Seminar, 12. January 2017, Sebastian Böcker

12. January 2017, 16:15 p.m.

Ernst-Abbe-Platz 2, seminar room 3423

Searching molecular structure databases with tandem MS data: SIRIUS and CSI:FingerID

Prof. Dr. Sebastian Böcker
(Chair for Bioinformatics, Institute of Computer Science, FSU Jena)

Metabolomics, the identification and quantification of small compounds, is receiving increasing interest in fields such as natural products and pharmaceutics, biomarker discovery, functional genomics, and environmental. Structural elucidation of small compounds remains a challenging problem, in particular for those compounds that cannot be found in (notoriously incomplete) spectral libraries. Searching tandem mass spectra in molecular structure databases is considered a promising strategy for elucidation of a compound. Development of computational approaches for this problem has been vibrant during the last years, with the potential to finally identify the so-called “dark matter of metabolomics”.
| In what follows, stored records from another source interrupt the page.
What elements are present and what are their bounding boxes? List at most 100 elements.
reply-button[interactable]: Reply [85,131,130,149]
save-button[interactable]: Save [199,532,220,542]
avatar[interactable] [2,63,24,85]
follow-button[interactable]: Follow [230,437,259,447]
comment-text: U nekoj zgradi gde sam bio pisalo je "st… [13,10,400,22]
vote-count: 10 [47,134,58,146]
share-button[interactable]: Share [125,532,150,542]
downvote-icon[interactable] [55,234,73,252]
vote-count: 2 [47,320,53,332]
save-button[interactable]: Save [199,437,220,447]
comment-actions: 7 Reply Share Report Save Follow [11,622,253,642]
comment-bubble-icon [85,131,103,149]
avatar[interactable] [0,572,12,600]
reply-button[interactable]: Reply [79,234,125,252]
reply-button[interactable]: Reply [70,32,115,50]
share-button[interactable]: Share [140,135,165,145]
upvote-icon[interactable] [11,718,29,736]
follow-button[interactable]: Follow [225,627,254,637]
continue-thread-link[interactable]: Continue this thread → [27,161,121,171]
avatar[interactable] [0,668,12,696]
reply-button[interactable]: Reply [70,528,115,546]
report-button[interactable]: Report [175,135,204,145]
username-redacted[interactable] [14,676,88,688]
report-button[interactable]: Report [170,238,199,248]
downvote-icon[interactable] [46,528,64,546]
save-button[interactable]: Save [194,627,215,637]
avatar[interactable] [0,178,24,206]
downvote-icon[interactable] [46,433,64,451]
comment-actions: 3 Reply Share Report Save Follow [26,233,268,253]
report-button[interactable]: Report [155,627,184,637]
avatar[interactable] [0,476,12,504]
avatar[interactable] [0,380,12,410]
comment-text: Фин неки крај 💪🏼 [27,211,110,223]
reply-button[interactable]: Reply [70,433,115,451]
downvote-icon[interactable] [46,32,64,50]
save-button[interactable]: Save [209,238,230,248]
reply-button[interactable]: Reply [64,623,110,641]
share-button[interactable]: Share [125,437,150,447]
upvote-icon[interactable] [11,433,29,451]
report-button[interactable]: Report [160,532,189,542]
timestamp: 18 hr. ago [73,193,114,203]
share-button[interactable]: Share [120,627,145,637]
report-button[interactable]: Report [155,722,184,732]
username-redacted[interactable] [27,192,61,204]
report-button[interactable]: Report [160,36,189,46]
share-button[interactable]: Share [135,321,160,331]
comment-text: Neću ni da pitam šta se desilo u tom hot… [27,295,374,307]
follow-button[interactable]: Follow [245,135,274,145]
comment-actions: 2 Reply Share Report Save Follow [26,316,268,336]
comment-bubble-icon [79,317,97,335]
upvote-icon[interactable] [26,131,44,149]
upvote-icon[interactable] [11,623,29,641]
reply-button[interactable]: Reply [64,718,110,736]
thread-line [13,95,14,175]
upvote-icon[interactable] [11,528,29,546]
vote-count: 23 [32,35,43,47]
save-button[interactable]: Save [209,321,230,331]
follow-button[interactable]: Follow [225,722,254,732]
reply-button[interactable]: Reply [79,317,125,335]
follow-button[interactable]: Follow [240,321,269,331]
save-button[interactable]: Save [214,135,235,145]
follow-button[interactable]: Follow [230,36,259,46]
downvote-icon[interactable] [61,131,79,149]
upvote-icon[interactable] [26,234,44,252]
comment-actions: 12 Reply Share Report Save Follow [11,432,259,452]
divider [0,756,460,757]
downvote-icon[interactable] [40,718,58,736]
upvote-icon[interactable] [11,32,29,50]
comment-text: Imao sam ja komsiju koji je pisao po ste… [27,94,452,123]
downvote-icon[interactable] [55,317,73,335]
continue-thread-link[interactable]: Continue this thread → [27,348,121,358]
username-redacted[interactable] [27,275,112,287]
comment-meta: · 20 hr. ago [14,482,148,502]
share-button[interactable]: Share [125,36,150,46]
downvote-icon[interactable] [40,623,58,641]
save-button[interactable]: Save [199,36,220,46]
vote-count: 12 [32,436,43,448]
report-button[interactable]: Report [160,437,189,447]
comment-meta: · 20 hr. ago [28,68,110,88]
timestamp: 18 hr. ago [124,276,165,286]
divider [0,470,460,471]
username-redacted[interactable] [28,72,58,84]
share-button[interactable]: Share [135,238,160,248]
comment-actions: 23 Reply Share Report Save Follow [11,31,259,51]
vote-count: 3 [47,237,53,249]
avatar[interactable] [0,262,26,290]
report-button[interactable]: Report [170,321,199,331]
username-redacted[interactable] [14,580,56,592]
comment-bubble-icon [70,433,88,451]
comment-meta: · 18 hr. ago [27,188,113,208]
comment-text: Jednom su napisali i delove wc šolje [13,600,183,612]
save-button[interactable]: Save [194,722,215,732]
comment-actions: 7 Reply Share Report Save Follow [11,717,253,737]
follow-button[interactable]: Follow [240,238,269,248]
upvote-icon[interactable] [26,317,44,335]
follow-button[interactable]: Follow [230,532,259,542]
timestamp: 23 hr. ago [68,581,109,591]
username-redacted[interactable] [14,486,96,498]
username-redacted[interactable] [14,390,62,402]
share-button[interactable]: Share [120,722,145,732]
In my talk, I will explain current approaches for this problem and, in particular, describe recent developments of our own methods SIRIUS (for finding molecular formulas and computing fragmentation trees) and CSI:FingerID (for searching in a molecular structure database). CSI:FingerID was able to correctly identify 70 out of 127 compounds in the CASMI 2016 challenge (positive ion mode) when searching ChemSpider with about 35 million structures; this is more than twice as many correct identifications as the runner-up method. In November 2016, the CSI:FingerID web service analyzed 1500 compounds per day. Our tools are currently being integrated into GNPS (Wang et al., Nature Biotech 2016) and OpenMS (Röst et al., Nature Methods 2016) by their developers. Finally, I will shortly describe novel work on structural elucidation beyond CSI:FingerID, such as Deep Learning for compound category prediction.